The Closing Disclosure (CD) is a five-page form that provides final details about the mortgage loan you have selected, including loan terms, projected monthly payments, and all closing costs. Federal law requires that borrowers receive the Closing Disclosure at least three business days before closing, giving them time to review the numbers and compare them to the Loan Estimate they received earlier.
What the CD contains
Page 1: Loan terms, projected payments, and costs at closing.
Page 2: Detailed breakdown of closing costs — origination charges, services you can and cannot shop for, taxes, government fees, and prepaids.
Page 3: Cash to close calculation, showing how the closing costs, down payment, credits, and adjustments result in the final amount needed.
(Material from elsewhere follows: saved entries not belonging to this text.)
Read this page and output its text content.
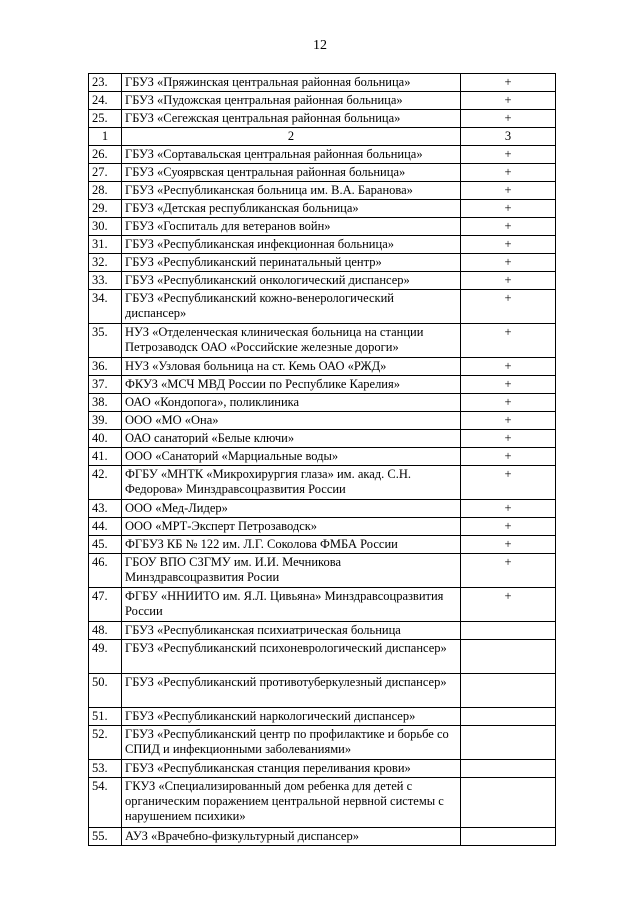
12
23.	ГБУЗ «Пряжинская центральная районная больница»	+
24.	ГБУЗ «Пудожская центральная районная больница»	+
25.	ГБУЗ «Сегежская центральная районная больница»	+
1	2	3
26.	ГБУЗ «Сортавальская центральная районная больница»	+
27.	ГБУЗ «Суоярвская центральная районная больница»	+
28.	ГБУЗ «Республиканская больница им. В.А. Баранова»	+
29.	ГБУЗ «Детская республиканская больница»	+
30.	ГБУЗ «Госпиталь для ветеранов войн»	+
31.	ГБУЗ «Республиканская инфекционная больница»	+
32.	ГБУЗ «Республиканский перинатальный центр»	+
33.	ГБУЗ «Республиканский онкологический диспансер»	+
34.	ГБУЗ «Республиканский кожно-венерологический диспансер»	+
35.	НУЗ «Отделенческая клиническая больница на станции Петрозаводск ОАО «Российские железные дороги»	+
36.	НУЗ «Узловая больница на ст. Кемь ОАО «РЖД»	+
37.	ФКУЗ «МСЧ МВД России по Республике Карелия»	+
38.	ОАО «Кондопога», поликлиника	+
39.	ООО «МО «Она»	+
40.	ОАО санаторий «Белые ключи»	+
41.	ООО «Санаторий «Марциальные воды»	+
42.	ФГБУ «МНТК «Микрохирургия глаза» им. акад. С.Н. Федорова» Минздравсоцразвития России	+
43.	ООО «Мед-Лидер»	+
44.	ООО «МРТ-Эксперт Петрозаводск»	+
45.	ФГБУЗ КБ № 122 им. Л.Г. Соколова ФМБА России	+
46.	ГБОУ ВПО СЗГМУ им. И.И. Мечникова Минздравсоцразвития Росии	+
47.	ФГБУ «ННИИТО им. Я.Л. Цивьяна» Минздравсоцразвития России	+
48.	ГБУЗ «Республиканская психиатрическая больница	
49.	ГБУЗ «Республиканский психоневрологический диспансер»	
50.	ГБУЗ «Республиканский противотуберкулезный диспансер»	
51.	ГБУЗ «Республиканский наркологический диспансер»	
52.	ГБУЗ «Республиканский центр по профилактике и борьбе со СПИД и инфекционными заболеваниями»	
53.	ГБУЗ «Республиканская станция переливания крови»	
54.	ГКУЗ «Специализированный дом ребенка для детей с органическим поражением центральной нервной системы с нарушением психики»	
55.	АУЗ «Врачебно-физкультурный диспансер»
Pages 4-5: Loan information, escrow details, and contact information.
Reviewing the CD
Compare every line item to your Loan Estimate. Key things to check: interest rate (should match your lock), loan amount, monthly payment, closing costs (should be within tolerance of the estimate), cash to close, prepaid items, and escrow amounts. If anything has changed significantly, ask your lender to explain before closing.
Cash transactions
Cash transactions (no mortgage) do not receive a Closing Disclosure because there is no lender. Instead, the title company provides a settlement statement (sometimes using the HUD-1 form or a similar document) that details all costs and disbursements.
For wholesalers
In assignment transactions, the end buyer's Closing Disclosure (if they are getting a loan) will show the full purchase price including your assignment fee. In double closes, each transaction has its own settlement statement. Understanding these documents helps you verify that your fee is correctly reflected at closing.